The practice will ensure new drugs are produced capable of treating various diseases and conditions. In the article Toxicity Testing in the 21st Century: Defining New Risk Assessment Approaches Based on Perturbation of Intra-cellular Toxicity Pathways, Sudin Bhattacharya offers a discussion on the consequences of banning animal research and testing (Bhattacharya 8).
The researcher states that most of the animal tests are unable to detect the biological performance and roles of drug substances in the body. This means that new approaches can be considered for drug testing. The author believes that a ban on animal testing will make it easier for companies to use bioassays and computational modeling to test their drugs. Sudin stresses the need for alternatives to these practices and testing approaches.
Animal researches are widely used to test the effectiveness of drugs and other products. The practice is vital in the production of new drugs and substances for human use. However, most of these researches will cause enormous to the study animals. The lifespan of the animal is destroyed by these tests and experiments.
Different groups and activists have argued that it is wrong and unacceptable to cause these animals unnecessary pain. This calls for the best practices to safeguard the rights of these animals. This has resulted in a controversy with the government seeking to ban companies from testing on various animals. As discussed in this paper, the idea to ban these practices will force companies to seek new alternatives to safeguard their business.

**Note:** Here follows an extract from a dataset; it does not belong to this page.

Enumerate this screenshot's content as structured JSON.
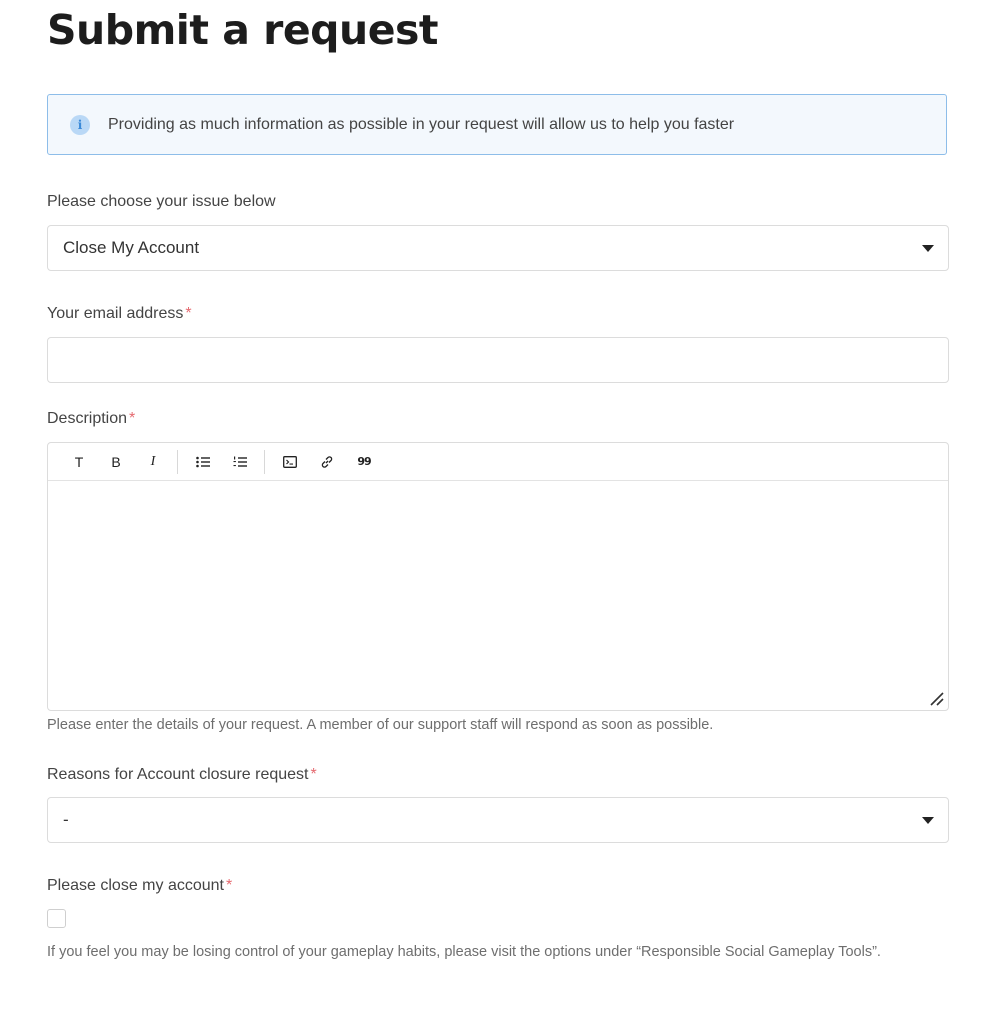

Bhattacharya, Sudin. “Toxicity Testing in the 21St Century: Defining New Risk Assessment Approaches Based On Perturbation Of Intracellular Toxicity Pathways.” Plos ONE 6.6 (2011): 1-11. Print.
Fischer, Kristian. “Testing Bans and Marketing Bans Under The Cosmetics Directive.” European Food & Feed Law Review 4.3 (2009): 172-184. Print.
Hartung, Thomas. “Toxicology For The Twenty-First Century.” Nature 460.7252 (2009): 208-212. Print.
Pocha, Jehangir S., and H. Brown. “Comparative Advantage.” Forbes 178.10 (2006): 76-78. Print.
Stachura, Sheree. “Drug Safety: An Argument To Ban Animal Testing.” Journal Of Nursing Law 12.4 (2008): 147-156. Print.
Watson, Stephanie. Animal Testing: Issues and Ethics. New York: Rosen Publishing Group, 2009. Print.